Their role relies on continually adapting to a shifting and evolving environment, ensuring patient care and safety remain the priority and continually reassessing people who are waiting – whether in the waiting room or arriving by ambulance.
“The dynamic can change in seconds,” said Dr Lightfoot, who has more than 13 years’ experience working in emergency departments across Australia.
“It all depends on who comes through the doors next, or whether a patient suddenly deteriorates.”
As ambulances arrive and walk-in patients continue to present, Dr Lightfoot’s focus extends beyond any single bedside. His role is to hold the whole department in view –constantly assessing where each patient needs to be to ensure they receive safe and timely care.
“Rather than concentrating on one patient, the medical commander sees the bigger picture,” he said.
“We’re tracking new arrivals, test results, incoming ambulances, available beds, patients who are ready to go home, and anyone whose condition might be worsening. All of that information matters, all of the time.”
This oversight allows doctors and nurses at the bedside to focus fully on the person in front of them.
“In essence, the role exists to support frontline clinicians,” Dr Lightfoot said.

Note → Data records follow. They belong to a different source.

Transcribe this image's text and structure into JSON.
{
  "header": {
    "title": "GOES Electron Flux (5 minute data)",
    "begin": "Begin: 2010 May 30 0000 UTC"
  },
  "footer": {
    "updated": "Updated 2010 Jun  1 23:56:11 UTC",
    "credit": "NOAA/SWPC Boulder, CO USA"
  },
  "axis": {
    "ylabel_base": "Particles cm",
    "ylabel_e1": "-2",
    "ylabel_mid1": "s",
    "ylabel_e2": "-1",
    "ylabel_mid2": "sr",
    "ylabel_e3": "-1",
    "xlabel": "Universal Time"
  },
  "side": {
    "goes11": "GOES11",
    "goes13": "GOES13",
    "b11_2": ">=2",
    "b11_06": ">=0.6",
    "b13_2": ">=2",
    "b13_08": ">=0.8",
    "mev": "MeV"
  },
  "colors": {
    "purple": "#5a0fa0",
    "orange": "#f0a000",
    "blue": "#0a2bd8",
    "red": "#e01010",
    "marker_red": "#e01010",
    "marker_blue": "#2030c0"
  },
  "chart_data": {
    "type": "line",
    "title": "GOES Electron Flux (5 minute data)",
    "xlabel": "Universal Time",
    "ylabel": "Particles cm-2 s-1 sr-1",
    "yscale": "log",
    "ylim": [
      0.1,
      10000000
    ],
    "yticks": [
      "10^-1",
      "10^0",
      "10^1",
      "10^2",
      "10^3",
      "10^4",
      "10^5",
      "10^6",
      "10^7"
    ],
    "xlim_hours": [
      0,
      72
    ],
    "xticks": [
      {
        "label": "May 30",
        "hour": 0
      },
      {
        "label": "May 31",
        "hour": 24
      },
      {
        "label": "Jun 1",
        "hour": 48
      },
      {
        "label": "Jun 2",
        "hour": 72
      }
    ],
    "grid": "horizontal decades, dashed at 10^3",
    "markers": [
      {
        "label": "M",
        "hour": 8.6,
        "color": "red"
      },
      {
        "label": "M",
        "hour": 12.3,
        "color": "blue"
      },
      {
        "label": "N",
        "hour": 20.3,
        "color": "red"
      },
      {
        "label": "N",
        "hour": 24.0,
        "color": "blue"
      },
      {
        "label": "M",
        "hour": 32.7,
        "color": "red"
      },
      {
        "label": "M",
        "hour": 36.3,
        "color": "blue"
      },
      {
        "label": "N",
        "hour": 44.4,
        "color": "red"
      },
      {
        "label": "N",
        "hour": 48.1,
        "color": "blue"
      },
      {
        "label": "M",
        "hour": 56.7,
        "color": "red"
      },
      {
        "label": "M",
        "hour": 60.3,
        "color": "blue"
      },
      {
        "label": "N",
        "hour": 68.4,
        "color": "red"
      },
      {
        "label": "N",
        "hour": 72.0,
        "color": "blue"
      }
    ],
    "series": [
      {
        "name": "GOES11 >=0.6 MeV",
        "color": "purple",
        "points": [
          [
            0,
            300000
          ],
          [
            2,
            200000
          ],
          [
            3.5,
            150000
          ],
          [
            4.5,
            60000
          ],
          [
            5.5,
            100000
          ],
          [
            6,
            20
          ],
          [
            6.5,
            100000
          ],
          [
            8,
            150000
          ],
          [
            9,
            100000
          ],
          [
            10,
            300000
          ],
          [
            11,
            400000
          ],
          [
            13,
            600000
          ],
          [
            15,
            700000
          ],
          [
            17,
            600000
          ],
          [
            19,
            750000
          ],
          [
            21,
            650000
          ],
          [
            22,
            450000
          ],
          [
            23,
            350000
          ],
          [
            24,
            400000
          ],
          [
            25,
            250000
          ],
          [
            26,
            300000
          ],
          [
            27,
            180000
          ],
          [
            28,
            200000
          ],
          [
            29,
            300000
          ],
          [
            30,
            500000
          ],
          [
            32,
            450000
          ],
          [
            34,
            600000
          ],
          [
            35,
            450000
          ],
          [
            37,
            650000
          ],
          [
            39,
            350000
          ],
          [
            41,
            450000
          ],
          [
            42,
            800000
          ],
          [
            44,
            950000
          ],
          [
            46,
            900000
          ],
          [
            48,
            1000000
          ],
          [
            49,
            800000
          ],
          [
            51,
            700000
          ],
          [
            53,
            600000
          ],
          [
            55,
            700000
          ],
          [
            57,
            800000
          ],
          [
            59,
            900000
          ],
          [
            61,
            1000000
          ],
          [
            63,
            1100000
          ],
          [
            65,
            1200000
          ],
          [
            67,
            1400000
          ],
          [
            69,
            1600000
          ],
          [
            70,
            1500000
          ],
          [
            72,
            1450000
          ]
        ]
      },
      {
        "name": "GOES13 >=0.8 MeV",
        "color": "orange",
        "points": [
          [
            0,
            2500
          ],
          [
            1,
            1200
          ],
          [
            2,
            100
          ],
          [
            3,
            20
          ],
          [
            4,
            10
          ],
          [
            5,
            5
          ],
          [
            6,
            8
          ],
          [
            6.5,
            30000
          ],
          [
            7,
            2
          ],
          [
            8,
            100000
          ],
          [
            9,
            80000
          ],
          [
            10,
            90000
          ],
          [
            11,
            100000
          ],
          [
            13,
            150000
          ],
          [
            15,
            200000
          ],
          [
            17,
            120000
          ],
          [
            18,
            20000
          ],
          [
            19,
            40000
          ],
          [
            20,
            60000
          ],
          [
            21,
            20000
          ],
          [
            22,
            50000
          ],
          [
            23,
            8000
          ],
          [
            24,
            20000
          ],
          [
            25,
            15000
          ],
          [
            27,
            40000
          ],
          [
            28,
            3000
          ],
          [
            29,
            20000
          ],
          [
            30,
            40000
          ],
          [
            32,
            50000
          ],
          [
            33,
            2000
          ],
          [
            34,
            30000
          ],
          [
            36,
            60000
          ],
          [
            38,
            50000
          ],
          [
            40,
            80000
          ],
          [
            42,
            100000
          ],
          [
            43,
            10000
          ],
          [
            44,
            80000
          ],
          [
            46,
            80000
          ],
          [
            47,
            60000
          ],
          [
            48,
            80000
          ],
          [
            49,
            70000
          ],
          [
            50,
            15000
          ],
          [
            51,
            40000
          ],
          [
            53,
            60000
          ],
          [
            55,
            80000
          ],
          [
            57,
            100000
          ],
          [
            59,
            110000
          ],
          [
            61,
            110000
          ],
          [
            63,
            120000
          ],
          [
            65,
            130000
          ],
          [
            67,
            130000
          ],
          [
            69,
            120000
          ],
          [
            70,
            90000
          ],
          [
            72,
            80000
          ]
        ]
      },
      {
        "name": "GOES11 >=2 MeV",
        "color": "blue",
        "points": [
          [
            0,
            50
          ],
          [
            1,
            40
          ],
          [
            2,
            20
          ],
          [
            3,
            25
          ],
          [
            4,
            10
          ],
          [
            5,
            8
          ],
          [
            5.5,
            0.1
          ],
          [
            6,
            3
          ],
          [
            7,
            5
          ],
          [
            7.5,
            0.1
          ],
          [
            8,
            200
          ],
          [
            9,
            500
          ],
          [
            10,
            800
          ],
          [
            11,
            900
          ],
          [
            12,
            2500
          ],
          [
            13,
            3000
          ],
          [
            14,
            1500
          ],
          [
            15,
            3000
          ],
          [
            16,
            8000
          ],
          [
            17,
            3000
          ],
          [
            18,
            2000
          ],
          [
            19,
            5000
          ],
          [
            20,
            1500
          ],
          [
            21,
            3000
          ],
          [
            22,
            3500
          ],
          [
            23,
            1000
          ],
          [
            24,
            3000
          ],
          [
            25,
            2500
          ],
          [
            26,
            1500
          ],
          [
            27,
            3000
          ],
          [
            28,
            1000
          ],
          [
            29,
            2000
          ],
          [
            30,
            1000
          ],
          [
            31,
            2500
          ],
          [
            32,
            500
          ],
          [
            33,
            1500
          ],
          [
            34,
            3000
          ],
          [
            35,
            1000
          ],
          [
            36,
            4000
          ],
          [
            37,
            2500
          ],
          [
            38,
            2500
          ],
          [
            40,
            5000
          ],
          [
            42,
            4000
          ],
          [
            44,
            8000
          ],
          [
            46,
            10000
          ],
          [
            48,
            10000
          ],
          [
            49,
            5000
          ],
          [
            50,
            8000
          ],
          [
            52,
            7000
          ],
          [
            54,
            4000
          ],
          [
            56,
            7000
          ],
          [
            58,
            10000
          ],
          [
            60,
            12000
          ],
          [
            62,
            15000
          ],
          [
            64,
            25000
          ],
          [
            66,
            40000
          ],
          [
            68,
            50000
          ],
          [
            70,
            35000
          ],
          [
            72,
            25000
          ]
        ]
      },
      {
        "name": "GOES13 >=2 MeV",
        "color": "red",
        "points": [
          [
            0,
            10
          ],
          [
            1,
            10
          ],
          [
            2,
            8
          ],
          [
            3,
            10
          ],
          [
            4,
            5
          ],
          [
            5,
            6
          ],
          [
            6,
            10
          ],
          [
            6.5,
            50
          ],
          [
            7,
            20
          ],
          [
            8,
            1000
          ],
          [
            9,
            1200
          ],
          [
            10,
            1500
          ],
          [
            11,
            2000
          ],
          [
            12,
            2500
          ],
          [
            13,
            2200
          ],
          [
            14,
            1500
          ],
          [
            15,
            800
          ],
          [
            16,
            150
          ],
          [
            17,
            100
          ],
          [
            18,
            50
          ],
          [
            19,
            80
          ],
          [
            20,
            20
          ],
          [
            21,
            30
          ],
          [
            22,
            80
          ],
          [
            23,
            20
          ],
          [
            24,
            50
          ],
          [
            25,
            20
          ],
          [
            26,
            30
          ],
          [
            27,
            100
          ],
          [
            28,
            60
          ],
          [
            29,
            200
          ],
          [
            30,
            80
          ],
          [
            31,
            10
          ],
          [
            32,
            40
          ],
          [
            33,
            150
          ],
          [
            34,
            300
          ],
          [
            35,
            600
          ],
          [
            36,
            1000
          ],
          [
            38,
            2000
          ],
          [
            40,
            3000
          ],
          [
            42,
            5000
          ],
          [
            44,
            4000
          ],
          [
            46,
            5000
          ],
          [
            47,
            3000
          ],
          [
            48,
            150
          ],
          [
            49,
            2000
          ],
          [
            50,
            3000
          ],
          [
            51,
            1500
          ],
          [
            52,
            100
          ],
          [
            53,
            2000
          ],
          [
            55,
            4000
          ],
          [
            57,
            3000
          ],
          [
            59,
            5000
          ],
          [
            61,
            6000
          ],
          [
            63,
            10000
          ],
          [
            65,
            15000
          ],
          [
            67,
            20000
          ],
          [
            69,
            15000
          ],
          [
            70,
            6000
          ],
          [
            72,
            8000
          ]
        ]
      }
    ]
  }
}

“It gives them confidence that someone is watching the whole emergency department, so they can concentrate on individual patient care.”
“Unfortunately, with unprecedented levels of hospital presentations, people are having to wait longer in emergency departments, and as medical conditions can evolve from minute to minute, it is important that people are reassessed regularly while waiting.”
The medical commander role was first trialled at Gold Coast University Hospital in 2020 in response to the COVID-19 pandemic.
Following the pandemic, the demand for emergency care across Queensland remained strong, with emergency departments facing growing pressures from an ageing and rapidly increasing population and people presenting with more complex health needs.
Each month, around 200,000 people seek care across Queensland’s 106 public emergency departments. About 60,000 arrive by ambulance, while thousands more walk in, uncertain of what lies ahead but trusting they will be cared for.
The medical commander role now forms part of Queensland Health’s broader efforts to improve patient flow in the state’s busiest emergency departments and has been implemented across eight hospital and health services, including West Moreton, Wide Bay, Sunshine Coast, Metro South, Metro North, Mackay, Darling Downs and Central Queensland.